Mickey posts on Intellectual Intercourse about spam received from a recruiting agency trying to get him to hire one of their clients. This spam was amusing in that it contained reference to a bill that Mickey helped defeat years ago.
Box of Meat blog links to a CSO online article graphically demonstrating a botnet. The representation is really helps to understand the scope of the problem.
On Bronto Blog DJ posts about resurrecting old addresses.
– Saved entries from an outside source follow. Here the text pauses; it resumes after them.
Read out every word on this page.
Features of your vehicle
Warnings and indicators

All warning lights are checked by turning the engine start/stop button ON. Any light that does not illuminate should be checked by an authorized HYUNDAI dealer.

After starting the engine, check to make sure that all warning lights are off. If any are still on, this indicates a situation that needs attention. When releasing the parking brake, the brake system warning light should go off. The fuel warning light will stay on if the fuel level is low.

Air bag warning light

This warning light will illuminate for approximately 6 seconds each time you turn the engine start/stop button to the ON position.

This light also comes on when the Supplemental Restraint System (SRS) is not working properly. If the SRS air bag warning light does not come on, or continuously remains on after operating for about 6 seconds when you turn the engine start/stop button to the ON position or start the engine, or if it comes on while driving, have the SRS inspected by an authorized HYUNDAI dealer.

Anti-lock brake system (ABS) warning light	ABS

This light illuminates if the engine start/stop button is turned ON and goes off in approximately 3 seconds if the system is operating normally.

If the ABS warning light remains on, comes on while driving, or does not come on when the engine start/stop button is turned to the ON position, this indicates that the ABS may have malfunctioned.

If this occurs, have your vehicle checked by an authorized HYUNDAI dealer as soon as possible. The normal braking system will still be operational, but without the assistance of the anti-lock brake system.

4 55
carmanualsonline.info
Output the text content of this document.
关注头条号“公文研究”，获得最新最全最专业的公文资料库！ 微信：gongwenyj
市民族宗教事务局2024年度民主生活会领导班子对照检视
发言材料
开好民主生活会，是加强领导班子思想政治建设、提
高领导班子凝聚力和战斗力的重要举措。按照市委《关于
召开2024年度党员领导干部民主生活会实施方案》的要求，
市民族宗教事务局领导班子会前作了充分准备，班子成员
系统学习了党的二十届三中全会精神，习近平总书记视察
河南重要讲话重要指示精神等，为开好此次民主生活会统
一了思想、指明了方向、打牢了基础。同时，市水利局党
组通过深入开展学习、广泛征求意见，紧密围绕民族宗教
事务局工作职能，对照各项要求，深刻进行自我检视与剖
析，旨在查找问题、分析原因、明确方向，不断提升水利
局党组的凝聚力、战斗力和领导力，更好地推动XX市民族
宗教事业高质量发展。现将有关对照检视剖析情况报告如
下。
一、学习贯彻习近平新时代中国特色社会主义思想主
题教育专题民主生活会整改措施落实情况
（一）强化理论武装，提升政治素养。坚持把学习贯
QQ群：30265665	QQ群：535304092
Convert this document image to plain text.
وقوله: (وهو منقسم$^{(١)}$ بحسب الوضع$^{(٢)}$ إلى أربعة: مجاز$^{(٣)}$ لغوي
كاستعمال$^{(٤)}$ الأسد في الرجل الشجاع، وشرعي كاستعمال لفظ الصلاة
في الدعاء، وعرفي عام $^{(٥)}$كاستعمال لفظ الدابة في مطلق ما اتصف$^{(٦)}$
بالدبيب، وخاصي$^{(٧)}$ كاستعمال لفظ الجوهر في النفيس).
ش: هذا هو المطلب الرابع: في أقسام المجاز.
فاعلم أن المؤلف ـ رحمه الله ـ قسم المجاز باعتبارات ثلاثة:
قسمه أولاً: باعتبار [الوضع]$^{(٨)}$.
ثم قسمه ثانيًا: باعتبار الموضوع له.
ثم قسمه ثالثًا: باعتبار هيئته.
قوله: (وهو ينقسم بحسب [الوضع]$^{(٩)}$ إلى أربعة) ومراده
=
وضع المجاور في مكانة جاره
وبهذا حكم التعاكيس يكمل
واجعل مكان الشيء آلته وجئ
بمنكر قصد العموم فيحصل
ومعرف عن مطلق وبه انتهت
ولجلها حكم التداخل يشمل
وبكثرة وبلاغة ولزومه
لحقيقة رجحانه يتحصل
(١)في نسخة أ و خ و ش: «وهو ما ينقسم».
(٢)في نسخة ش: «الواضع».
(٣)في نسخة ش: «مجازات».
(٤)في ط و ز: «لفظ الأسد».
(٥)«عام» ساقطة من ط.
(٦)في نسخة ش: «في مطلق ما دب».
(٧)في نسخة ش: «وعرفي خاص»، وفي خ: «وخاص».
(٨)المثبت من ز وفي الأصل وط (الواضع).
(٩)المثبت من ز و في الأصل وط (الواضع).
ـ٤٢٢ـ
He has it right when he says: “If you continue to send email to customers that is random and unexpected, there will be consequences.”
Matt at ReturnPath has a couple posts about who should get delivery services and how ReturnPath chooses customers. This is something I end up dealing with occasionally. There are not specific types of companies I refuse to do consulting for. I will generally provide consulting on best practices to any business segment. My one restriction is that I will not provide ISP relations (ie, contacting the ISPs) for companies that do not send opt-in email. This has caused consternation with some potential customers.
Mark Brownlow at No Man is an iland suggests renaming “open rate” as “render rate” in an effort to make it much clearer what “open rates” really measure. Expect to see render rates referred to here on this blog in the future.
Josh talks about suppression list abuse on Deliverability.com. For those of us who use unique addresses for every signup, it quickly becomes clear that there are leaks in the suppression process. I have also seen problems with leaks from subscriptions, so do not think the problem is just in suppressions.